Ein Montagmorgen in Brüssel. Die EU-Bürokratie kommt auf Touren.

Ein Montagmorgen in Brüssel. Die EU-Bürokratie kommt auf Touren. Tausende Dienstzimmer in der belgischen Metropole füllen sich mit Beamten, die Europa regulieren sollen. Regulieren, das ist vor allem die Suche nach dem Kompromiss, denn die nationalen Autoritäten regieren mit. Sie vertreten in der europäischen Hauptstadt ihre Interessen und streiten auch dafür. In einem Tagungsraum im Brüsseler Charlemagne-Building herrscht an diesem Montag seltene Einigkeit. 45 Schüler aus Euroland - jeder der 15 EU-Mitgliedsstaaten ist mit einer dreiköpfigen Delegation vertreten - simulieren eine Sitzung der EU-Umweltkommission. Für die 17- bis 20-Jährigen - darunter zwei Schülerinnen des Berliner John-Lennon-Gymnasiums - ist die Veranstaltung weit mehr als ein Planspiel. Sie nehmen die Sitzung erstaunlich ernst, haben sich wochenlang auf ihre Redebeiträge vorbereitet. Sie haben Verkehrsstatistiken gewälzt, neue Theorien über den Treibhauseffekt studiert und sich in das sperrige Thema der genveränderten Lebensmittel eingearbeitet. "Wir Politiker", sagt die deutsche Delegierte Laura Kaiser, "wir Politiker brauchen Fakten, wenn wir entscheiden sollen."

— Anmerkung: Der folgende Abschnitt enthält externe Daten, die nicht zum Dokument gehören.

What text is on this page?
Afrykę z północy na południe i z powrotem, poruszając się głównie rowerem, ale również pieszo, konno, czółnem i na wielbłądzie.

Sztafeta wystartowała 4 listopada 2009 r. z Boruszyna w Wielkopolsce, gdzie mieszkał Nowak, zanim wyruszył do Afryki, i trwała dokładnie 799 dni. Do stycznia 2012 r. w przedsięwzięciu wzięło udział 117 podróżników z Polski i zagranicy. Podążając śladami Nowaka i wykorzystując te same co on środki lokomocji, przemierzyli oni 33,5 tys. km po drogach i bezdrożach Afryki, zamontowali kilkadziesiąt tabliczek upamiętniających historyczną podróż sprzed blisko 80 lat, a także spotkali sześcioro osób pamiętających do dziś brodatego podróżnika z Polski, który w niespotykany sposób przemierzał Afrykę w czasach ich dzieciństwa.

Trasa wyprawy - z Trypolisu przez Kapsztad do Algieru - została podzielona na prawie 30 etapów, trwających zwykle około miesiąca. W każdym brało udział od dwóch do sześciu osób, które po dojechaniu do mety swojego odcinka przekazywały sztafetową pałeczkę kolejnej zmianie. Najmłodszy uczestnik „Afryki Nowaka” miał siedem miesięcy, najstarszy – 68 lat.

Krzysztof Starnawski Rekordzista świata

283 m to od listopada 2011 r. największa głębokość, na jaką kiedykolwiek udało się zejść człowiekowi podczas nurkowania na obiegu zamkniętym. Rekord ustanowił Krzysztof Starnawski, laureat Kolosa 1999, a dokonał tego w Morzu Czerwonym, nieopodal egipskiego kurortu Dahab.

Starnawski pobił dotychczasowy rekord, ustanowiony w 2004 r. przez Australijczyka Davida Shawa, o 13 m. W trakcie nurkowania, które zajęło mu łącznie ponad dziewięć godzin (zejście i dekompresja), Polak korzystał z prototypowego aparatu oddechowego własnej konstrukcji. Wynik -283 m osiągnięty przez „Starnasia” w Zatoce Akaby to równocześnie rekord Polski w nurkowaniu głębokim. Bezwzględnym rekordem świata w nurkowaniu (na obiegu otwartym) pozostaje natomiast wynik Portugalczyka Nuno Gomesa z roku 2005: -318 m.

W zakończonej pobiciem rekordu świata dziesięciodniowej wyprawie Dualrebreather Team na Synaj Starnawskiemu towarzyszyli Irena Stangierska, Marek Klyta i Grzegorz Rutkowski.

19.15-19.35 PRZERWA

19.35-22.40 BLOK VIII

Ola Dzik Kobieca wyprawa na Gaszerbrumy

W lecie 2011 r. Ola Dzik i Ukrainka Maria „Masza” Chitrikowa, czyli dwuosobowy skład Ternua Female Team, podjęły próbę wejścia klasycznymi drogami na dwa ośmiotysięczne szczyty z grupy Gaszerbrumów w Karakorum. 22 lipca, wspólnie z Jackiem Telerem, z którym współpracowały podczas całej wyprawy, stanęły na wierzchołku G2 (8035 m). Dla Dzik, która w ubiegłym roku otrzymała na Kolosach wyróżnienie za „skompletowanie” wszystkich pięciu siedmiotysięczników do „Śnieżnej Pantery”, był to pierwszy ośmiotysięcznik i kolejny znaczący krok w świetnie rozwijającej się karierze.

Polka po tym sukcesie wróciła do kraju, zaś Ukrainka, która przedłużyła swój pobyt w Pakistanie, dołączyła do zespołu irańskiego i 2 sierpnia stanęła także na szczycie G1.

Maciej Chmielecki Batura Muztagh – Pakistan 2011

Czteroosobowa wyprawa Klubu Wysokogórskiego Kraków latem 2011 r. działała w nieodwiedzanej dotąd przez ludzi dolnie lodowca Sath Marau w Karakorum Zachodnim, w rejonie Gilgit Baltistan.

Sie geht ganz in der ihr zugewiesenen Rolle als Staatssekretärin im Umweltministerium auf. Laura Kaiser war auch schon bei der ersten Simulation im April 2001 dabei. Damals lernte die 18-Jährige noch an einer Bonner Schule, inzwischen ist sie ans Berliner John-Lennon-Gymnasium gewechselt. Hier stieß auch die zweite Delegierte dazu: Sophie Dieckmann, eine gleichaltrige Klassenkameradin. Aus Bonn kennt Laura Kaiser die dritte im deutschen EU-Team, Silke Nikolay. Die Drei freuen sich, frei reden zu dürfen, viel freier, als die echten Regierungsvertreter. "Wir können die USA für ihren Ausstieg aus dem Klimaschutz-Protokoll kritisieren", sagt Laura Kaiser. "Wir müssen nicht so sehr auf außenpolitische Auswirkungen achten."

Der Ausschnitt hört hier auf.